ChatGPhish: la alerta que convierte páginas web en trampas de phishing dentro de ChatGPT
La inteligencia artificial se ha convertido en una capa de confianza para millones de usuarios que la usan a diario para resumir artículos, revisar documentación, entender código, investigar temas complejos o navegar información más rápido. Pero esa misma capa de confianza está empezando a abrir un nuevo frente de riesgo. Una investigación publicada por Permiso advierte que cualquier página web que un usuario le pida resumir a ChatGPT podría convertirse en un vehículo de phishing si contenido malicioso logra colarse en la respuesta mostrada por la propia interfaz del asistente.

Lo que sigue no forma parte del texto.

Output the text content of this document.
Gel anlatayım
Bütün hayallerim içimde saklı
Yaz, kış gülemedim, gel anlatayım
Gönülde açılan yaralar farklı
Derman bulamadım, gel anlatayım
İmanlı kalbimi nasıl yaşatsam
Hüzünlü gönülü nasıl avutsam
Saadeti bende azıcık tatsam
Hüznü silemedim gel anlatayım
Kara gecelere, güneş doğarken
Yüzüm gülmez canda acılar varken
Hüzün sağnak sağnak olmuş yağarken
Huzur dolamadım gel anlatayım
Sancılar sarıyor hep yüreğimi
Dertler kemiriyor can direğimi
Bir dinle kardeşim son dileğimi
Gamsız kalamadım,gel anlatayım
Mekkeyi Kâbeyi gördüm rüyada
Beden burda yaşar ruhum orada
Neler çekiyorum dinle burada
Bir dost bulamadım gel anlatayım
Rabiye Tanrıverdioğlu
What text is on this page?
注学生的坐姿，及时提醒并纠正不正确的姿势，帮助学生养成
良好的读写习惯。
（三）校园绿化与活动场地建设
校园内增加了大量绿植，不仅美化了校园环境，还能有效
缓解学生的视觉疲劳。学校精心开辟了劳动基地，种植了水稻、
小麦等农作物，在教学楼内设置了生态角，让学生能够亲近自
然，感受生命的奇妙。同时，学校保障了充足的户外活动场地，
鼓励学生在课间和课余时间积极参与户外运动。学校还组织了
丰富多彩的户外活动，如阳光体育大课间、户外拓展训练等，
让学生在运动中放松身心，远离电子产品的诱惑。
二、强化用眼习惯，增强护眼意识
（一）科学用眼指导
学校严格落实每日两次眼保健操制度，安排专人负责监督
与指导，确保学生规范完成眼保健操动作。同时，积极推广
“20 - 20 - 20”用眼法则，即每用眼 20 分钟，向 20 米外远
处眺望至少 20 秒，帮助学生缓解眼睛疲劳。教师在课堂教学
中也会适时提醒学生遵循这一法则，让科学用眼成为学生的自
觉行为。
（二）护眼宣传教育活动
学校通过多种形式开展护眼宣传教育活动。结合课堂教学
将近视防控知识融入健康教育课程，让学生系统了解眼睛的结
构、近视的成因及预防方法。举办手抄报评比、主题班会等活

## Qué es ChatGPhish y por qué encendió alertas
La técnica fue bautizada como ChatGPhish y apunta a un problema que va más allá del clásico *prompt injection*. Según el reporte del investigador Andi Ahmeti, de Permiso, el riesgo no está solo en que el modelo pueda ser influido por instrucciones maliciosas incrustadas en una página, sino en que esa información termine presentada dentro de un entorno que el usuario percibe como confiable: la ventana de ChatGPT.
Ese matiz cambia mucho el peso del hallazgo. El problema no es únicamente lo que la IA “lee”, sino la forma en que luego lo “muestra”. Si el usuario ve enlaces, alertas o recursos visuales integrados dentro de una respuesta del asistente, es más probable que los perciba como legítimos, incluso cuando provienen de contenido controlado por un atacante.

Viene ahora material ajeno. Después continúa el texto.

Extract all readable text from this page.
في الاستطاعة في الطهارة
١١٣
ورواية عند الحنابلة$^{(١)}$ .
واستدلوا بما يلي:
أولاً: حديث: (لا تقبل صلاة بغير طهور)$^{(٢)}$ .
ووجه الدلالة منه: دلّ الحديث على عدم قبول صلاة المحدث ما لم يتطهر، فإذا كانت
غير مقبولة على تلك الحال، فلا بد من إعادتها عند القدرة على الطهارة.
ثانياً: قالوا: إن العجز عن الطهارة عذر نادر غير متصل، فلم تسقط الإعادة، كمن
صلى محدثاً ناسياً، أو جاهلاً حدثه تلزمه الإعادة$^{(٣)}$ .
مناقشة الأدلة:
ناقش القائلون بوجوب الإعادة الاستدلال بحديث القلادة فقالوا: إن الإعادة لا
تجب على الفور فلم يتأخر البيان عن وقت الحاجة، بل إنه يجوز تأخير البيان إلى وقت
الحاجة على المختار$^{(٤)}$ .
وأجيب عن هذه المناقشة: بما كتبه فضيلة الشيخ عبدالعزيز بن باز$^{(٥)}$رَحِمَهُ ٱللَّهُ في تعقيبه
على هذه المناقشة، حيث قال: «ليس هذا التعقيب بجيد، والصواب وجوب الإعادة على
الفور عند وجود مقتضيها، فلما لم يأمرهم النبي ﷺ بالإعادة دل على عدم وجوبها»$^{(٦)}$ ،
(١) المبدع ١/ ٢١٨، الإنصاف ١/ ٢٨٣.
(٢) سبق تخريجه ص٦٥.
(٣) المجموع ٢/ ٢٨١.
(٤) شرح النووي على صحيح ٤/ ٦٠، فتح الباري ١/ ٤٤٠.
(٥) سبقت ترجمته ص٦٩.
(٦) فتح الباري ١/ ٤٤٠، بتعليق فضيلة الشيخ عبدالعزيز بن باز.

## Cómo una página web puede convertirse en un payload
La investigación describe un escenario en el que un atacante añade una pequeña carga maliciosa al contenido de una página pública. Esa página puede ser un README en GitHub, una página de documentación, un blog post o una landing page aparentemente legítima. Si la víctima visita ese contenido y luego utiliza una función de resumen con ChatGPT desde el navegador, ese material podría influir la salida del modelo.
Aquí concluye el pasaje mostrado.